As they say, nothing is certain except death and taxes. Thanks to an aging North American population, the former has become a lot more profitable. And since we’re all going to need to deal with it eventually, there’s no reason to discriminate against death; in fact, those nearing or already in retirement could even profit off it.
Granted, nothing is recession-proof—every sector goes through cycles—though some sectors or stocks seem as though they should be. And for the next 20 years or so, the death care industry may be a safer bet than most.
The American baby boomer generation, born between1946 and 1964, is 77 million strong. On January 1, 2011, the first of the baby boomers began celebrating their 65th birthdays; over the next 16 years, roughly 10,000 Americans will turn 65 every single day.
Not surprisingly, Canadian baby boomers are also beginning to retire. But the shift into retirement for Canada’s baby boomer generation is going to last a little longer; the births of the Canadian baby boomer generation began one year later, in 1947, and lasted two years longer (1966). In Canada, baby boomers make up 30% of the population. Long after the last baby boomer has retired, the senior’s population will continue to dominate the Canadian landscape; by 2051, roughly one in four Canadians will be 65 or over. (Source: Kidd, K., “Canada’s baby boom different from U.S.,” Toronto Star web site, March 9, 2013, last accessed May 30, 2013.)
And an aging North American demographic means the demand for death care is going to remain strong. This hasn’t been lost on Wall Street.
Three of the top death care companies have been experiencing tremendous growth since the markets bottomed in 2009.
Currently trading near $19.25, Carriage Services, Inc.’s (NYSE/CSV) share price has climbed more than 1,200% over the last four years. Trading above $18.60, Service Corporation International (NYSE/SCI) saw its share price jump more than 520% during the same time period. Stewart Enterprises, Inc.’s (NASDAQ/STEI) share price is up more than 700%, near $13.00.
That said, a major shake-up in the industry means competition just got a little fiercer.
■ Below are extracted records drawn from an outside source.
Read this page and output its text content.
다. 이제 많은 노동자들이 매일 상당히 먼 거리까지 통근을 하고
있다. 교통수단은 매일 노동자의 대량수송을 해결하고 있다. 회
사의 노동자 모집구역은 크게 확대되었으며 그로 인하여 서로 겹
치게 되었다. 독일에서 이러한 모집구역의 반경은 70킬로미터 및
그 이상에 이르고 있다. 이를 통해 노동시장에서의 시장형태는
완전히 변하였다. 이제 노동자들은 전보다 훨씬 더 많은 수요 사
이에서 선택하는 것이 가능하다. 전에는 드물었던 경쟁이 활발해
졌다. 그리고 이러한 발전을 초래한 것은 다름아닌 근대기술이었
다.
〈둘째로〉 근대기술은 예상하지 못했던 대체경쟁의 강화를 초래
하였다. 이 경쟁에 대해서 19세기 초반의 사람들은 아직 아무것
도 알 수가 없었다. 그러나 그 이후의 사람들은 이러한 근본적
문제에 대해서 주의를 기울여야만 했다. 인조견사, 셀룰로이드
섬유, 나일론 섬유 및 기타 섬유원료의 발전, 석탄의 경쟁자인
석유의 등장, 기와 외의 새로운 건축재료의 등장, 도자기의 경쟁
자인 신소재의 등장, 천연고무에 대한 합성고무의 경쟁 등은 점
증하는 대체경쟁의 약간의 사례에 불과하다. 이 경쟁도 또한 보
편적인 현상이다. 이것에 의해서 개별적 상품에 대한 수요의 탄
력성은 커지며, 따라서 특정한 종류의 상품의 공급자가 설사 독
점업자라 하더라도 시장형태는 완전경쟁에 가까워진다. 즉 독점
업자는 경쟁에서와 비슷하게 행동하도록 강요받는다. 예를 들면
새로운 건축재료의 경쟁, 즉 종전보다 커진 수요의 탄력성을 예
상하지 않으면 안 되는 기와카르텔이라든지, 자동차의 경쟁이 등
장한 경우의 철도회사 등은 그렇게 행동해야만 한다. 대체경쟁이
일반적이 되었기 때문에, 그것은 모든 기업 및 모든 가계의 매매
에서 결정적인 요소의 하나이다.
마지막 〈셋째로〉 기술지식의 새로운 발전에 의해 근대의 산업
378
Service Corporation, the largest funeral and cemetery services company in North America, said it agreed to buy its nearest competitor, Stewart Enterprises, for $1.13 billion. (Source: “Service Corporation International To Acquire Stewart Enterprises, Inc.,” Service Corporation International web site, May 29, 2013.)
Once it acquires Stewart Enterprises, Service Corporation is expected to have revenues of nearly $3.0 billion and a backlog of future preneed revenues exceeding $9.0 billion. The two companies have 2,168 locations in 48 states, eight Canadian provinces, and Puerto Rico.
Any time investors see a stock post strong triple-digit gains, just as Carriage Services and Service Corporation have, they think they missed the boat. When it comes to the death care industry, there is an incredible amount of upside potential. Aside from both being financially solid, profitable companies, their outlooks remain strong. As the population continues to age, the demand for funeral services will also increase.
Investors looking for a long-term hold to add to their retirement portfolio might want to consider the rarely discussed and often overlooked death care industry.